By 11:00 AM, my head is spinning with tactical details. Radio frequencies, positioning coordinates, extraction routes, medical protocols. This isn't just a confrontation—it's a military operation.
When the call ends, I sit stunned at Maksim's desk.
"Seven women," I whisper. "Maybe more we don't know about. And I'm the only one who survived intact."
Maksim's protective fury is controlled but visible in the tension of his jaw, the way his hands form fists. "He won't touch you again. We will end this in five days."
"I'm not just a survivor," I say slowly, the realization settling. "I'm proof his 'art' doesn't work. He tried to perfect me through suffering, tried to keep me isolated and broken for five years. Instead, I built a gallery. Learned to fight. Found you." I meet Maksim's eyes. "I'm his failure."
"You're his nightmare," he corrects. "The one who got away and came back stronger."
Tuesday afternoon, I can't stop thinking about the other victims.
Maksim works beside me at the dining table, coordinating final security details with Sergei via phone. I have Mila's files open on my laptop, reading through everything she compiled.
The pattern is clear: Anton escalates every two to three years, always choosing Bratva-connected ballerinas, always destroying them through their art. I’m his longest obsession—four years longer than any other victim held his attention.
We discuss strategy after dinner. How to use Anton's obsession against him.
"FBI wants him alive if possible. Federal case against him for at least three murders, and much more."
"Let him rot in prison for the rest of his life, knowing he failed."
Tuesday night, I practice in the studio from 7:00 to 9:30 PM.
Giselle choreography with the tactical movements integrated. The lifts become defensive positions. The turns become evasive maneuvers. The ballet Anton wants me to perform is now my weapon.
Maksim watches from his usual spot, and I can see both the beauty and the danger registering in his eyes.
When I finish, sweaty and breathless, he crosses the studio to me.

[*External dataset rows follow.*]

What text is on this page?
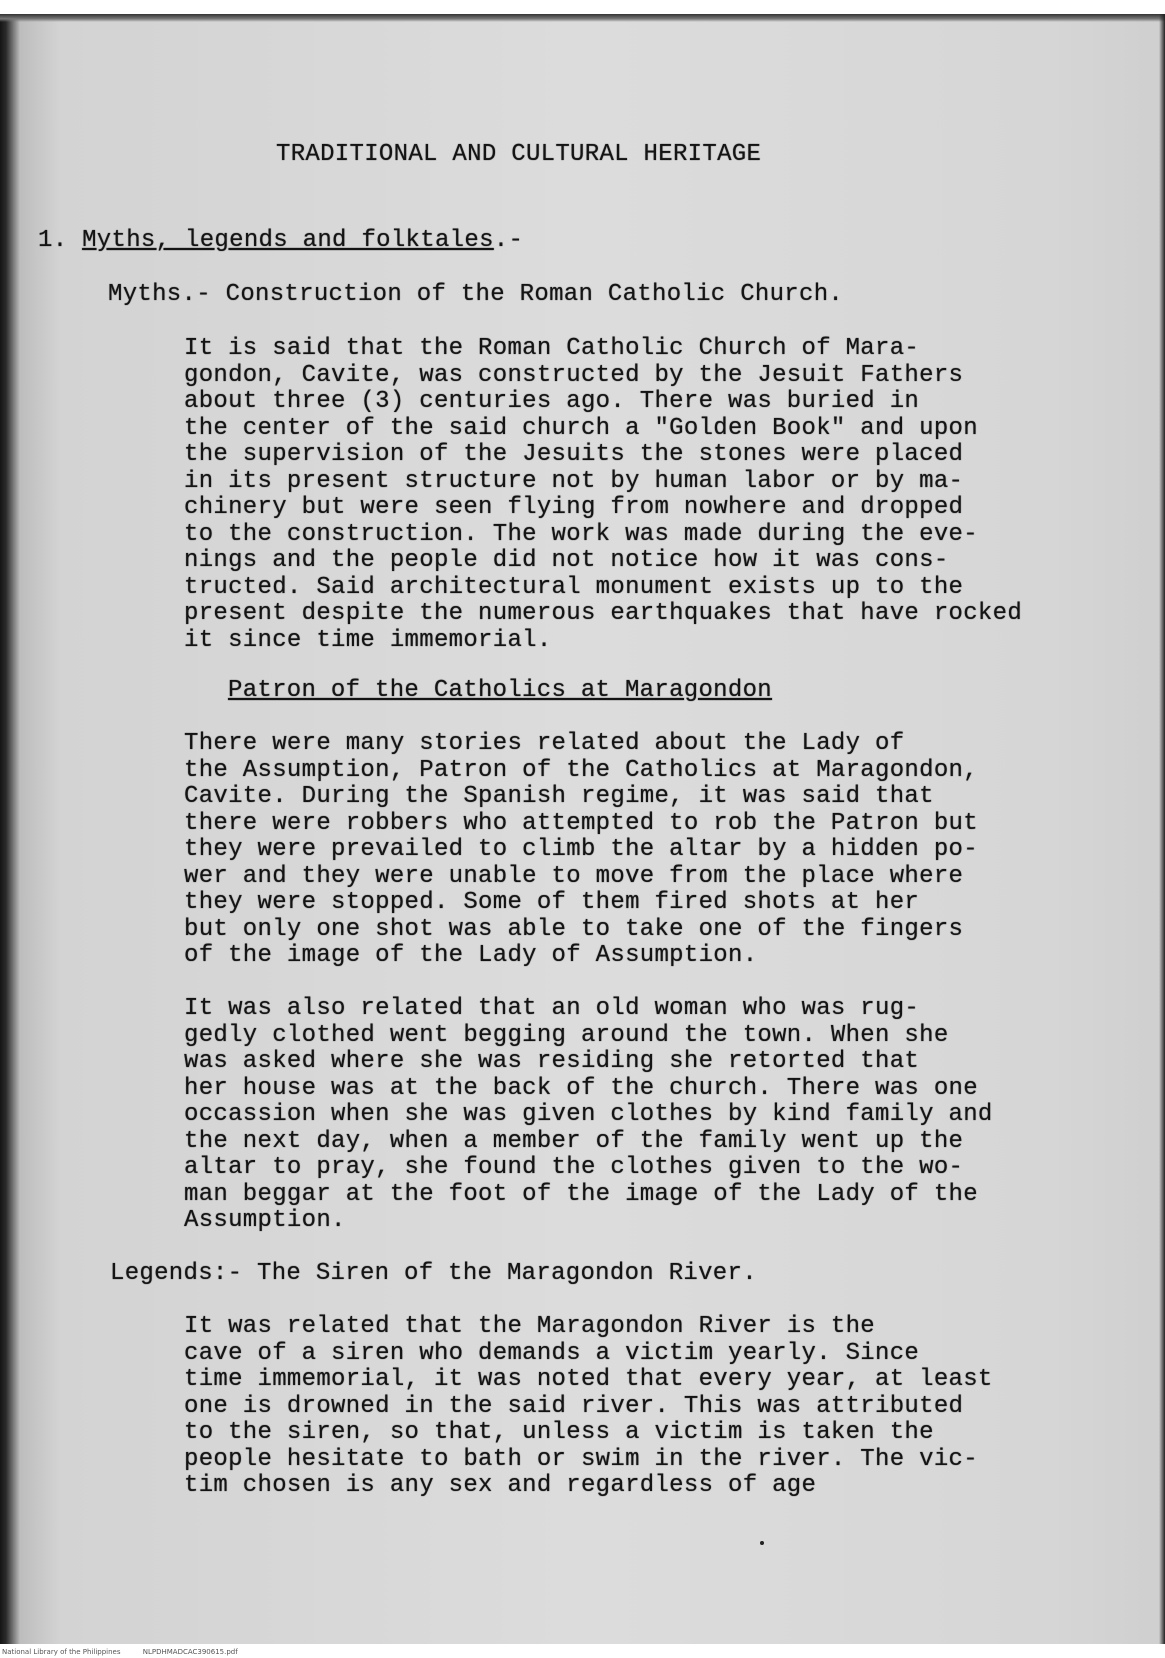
TRADITIONAL AND CULTURAL HERITAGE
1. Myths, legends and folktales.-
Myths.- Construction of the Roman Catholic Church.
It is said that the Roman Catholic Church of Mara-
gondon, Cavite, was constructed by the Jesuit Fathers
about three (3) centuries ago. There was buried in
the center of the said church a "Golden Book" and upon
the supervision of the Jesuits the stones were placed
in its present structure not by human labor or by ma-
chinery but were seen flying from nowhere and dropped
to the construction. The work was made during the eve-
nings and the people did not notice how it was cons-
tructed. Said architectural monument exists up to the
present despite the numerous earthquakes that have rocked
it since time immemorial.
Patron of the Catholics at Maragondon
There were many stories related about the Lady of
the Assumption, Patron of the Catholics at Maragondon,
Cavite. During the Spanish regime, it was said that
there were robbers who attempted to rob the Patron but
they were prevailed to climb the altar by a hidden po-
wer and they were unable to move from the place where
they were stopped. Some of them fired shots at her
but only one shot was able to take one of the fingers
of the image of the Lady of Assumption.
It was also related that an old woman who was rug-
gedly clothed went begging around the town. When she
was asked where she was residing she retorted that
her house was at the back of the church. There was one
occassion when she was given clothes by kind family and
the next day, when a member of the family went up the
altar to pray, she found the clothes given to the wo-
man beggar at the foot of the image of the Lady of the
Assumption.
Legends:- The Siren of the Maragondon River.
It was related that the Maragondon River is the
cave of a siren who demands a victim yearly. Since
time immemorial, it was noted that every year, at least
one is drowned in the said river. This was attributed
to the siren, so that, unless a victim is taken the
people hesitate to bath or swim in the river. The vic-
tim chosen is any sex and regardless of age
National Library of the Philippines	NLPDHMADCAC390615.pdf
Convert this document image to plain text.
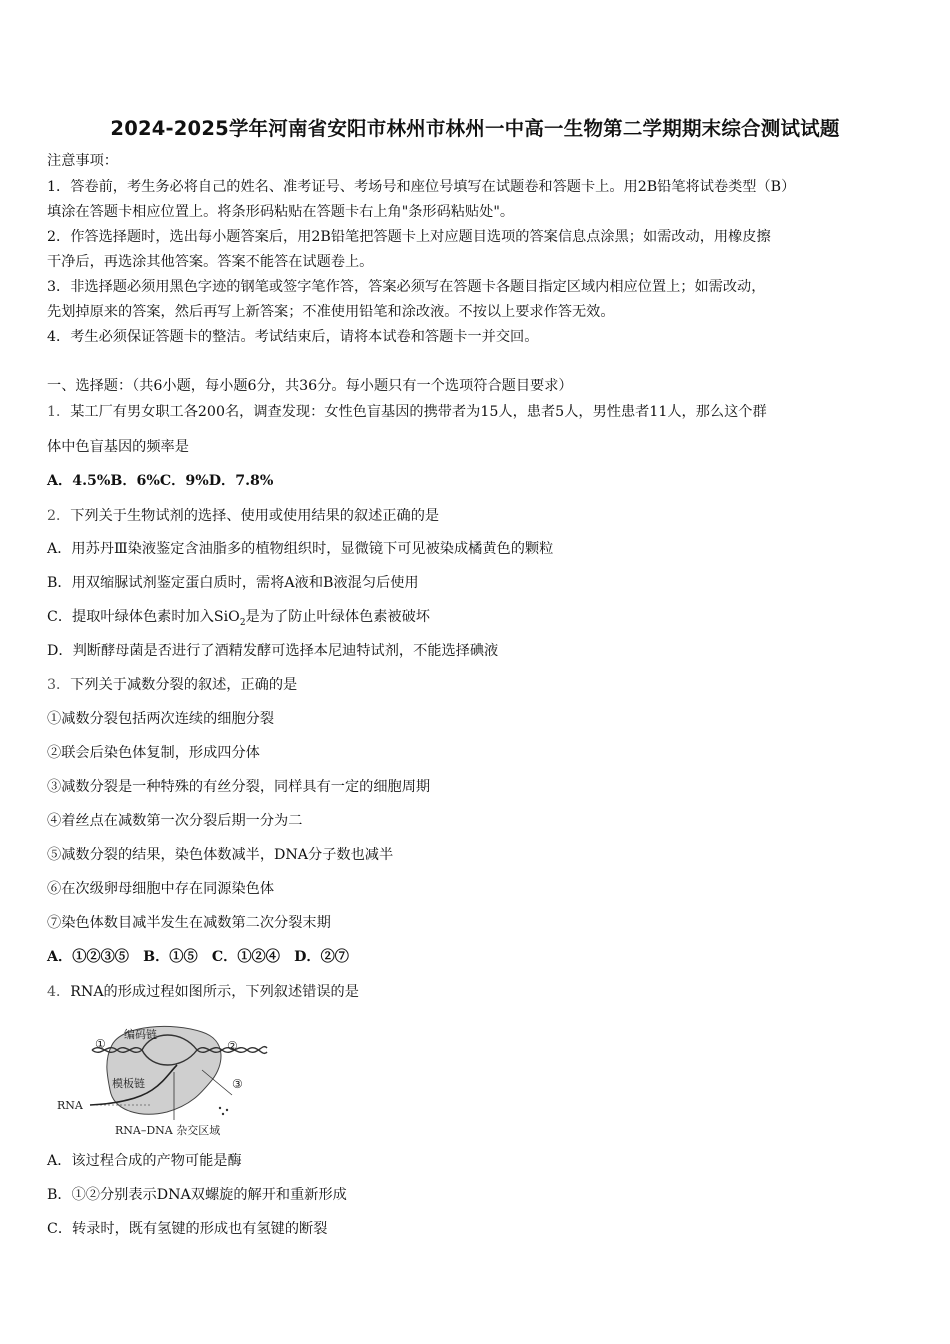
2024-2025学年河南省安阳市林州市林州一中高一生物第二学期期末综合测试试题
注意事项：
1．答卷前，考生务必将自己的姓名、准考证号、考场号和座位号填写在试题卷和答题卡上。用2B铅笔将试卷类型（B）
填涂在答题卡相应位置上。将条形码粘贴在答题卡右上角"条形码粘贴处"。
2．作答选择题时，选出每小题答案后，用2B铅笔把答题卡上对应题目选项的答案信息点涂黑；如需改动，用橡皮擦
干净后，再选涂其他答案。答案不能答在试题卷上。
3．非选择题必须用黑色字迹的钢笔或签字笔作答，答案必须写在答题卡各题目指定区域内相应位置上；如需改动，
先划掉原来的答案，然后再写上新答案；不准使用铅笔和涂改液。不按以上要求作答无效。
4．考生必须保证答题卡的整洁。考试结束后，请将本试卷和答题卡一并交回。
一、选择题：（共6小题，每小题6分，共36分。每小题只有一个选项符合题目要求）
1．某工厂有男女职工各200名，调查发现：女性色盲基因的携带者为15人，患者5人，男性患者11人，那么这个群
体中色盲基因的频率是
A．4.5%B．6%C．9%D．7.8%
2．下列关于生物试剂的选择、使用或使用结果的叙述正确的是
A．用苏丹Ⅲ染液鉴定含油脂多的植物组织时，显微镜下可见被染成橘黄色的颗粒
B．用双缩脲试剂鉴定蛋白质时，需将A液和B液混匀后使用
C．提取叶绿体色素时加入SiO$_2$是为了防止叶绿体色素被破坏
D．判断酵母菌是否进行了酒精发酵可选择本尼迪特试剂，不能选择碘液
3．下列关于减数分裂的叙述，正确的是
①减数分裂包括两次连续的细胞分裂
②联会后染色体复制，形成四分体
③减数分裂是一种特殊的有丝分裂，同样具有一定的细胞周期
④着丝点在减数第一次分裂后期一分为二
⑤减数分裂的结果，染色体数减半，DNA分子数也减半
⑥在次级卵母细胞中存在同源染色体
⑦染色体数目减半发生在减数第二次分裂末期
A．①②③⑤　B．①⑤　C．①②④　D．②⑦
4．RNA的形成过程如图所示，下列叙述错误的是
编码链
模板链
RNA
RNA–DNA 杂交区域
①	②
③
A．该过程合成的产物可能是酶
B．①②分别表示DNA双螺旋的解开和重新形成
C．转录时，既有氢键的形成也有氢键的断裂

He kisses me—deep, claiming, desperate. I respond with equal intensity, my hands fisting in his shirt, pulling him closer.
"Mine," he growls against my throat.
"Yours," I agree, wrapping my legs around him. "Always yours."
The routine grounds me. Barre work, center combinations, Giselle variations. Every movement is perfect, precise, powerful. Maksim watches from the doorway as always.
At 10:00 AM, another video call—this time just with Mila, focusing specifically on Anton's psychology.
"He's a collector and a creator," Mila explains, pulling up behavioral analysis on her screen. She's in what looks like ahome office, professional and focused. "He doesn't see himself as killing—he sees it as perfecting. Making art from destruction. Each victim is a performance, a sculpture of suffering."
"So at Lincoln Center, he'll want it to be beautiful," I realize. "He'll want me to dance perfectly before he tries to destroy me. That gives us time to position, to signal, to counter-attack."
"Exactly." Mila nods. "He's theatrical. He'll monologue, he'll stage it, he'll want the narrative perfect. That's your window. The moment between his artistic vision and his violent execution—that's when you strike."
The call includes more tactical discussion: Chicago team's arrival schedule (Sunday afternoon), FBI coordination timeline (Agent Castillo's team positioning Sunday evening), medical staging locations, communication frequencies, extraction routes.
By noon, I have the full operational picture in my head.
Wednesday afternoon, Maksim and I finalize the foundation plans.
But now it's different. Now we understand it's not just for the future—it's a memorial for Anton's seven identified victims and whoever else we haven't found yet.
"We name scholarships after them," I propose around 2:00 PM, looking at the list of victims. "The Elena Petrov Scholarship. The Irina Volkov Scholarship. All seven. We turn his victims into legacies that save others."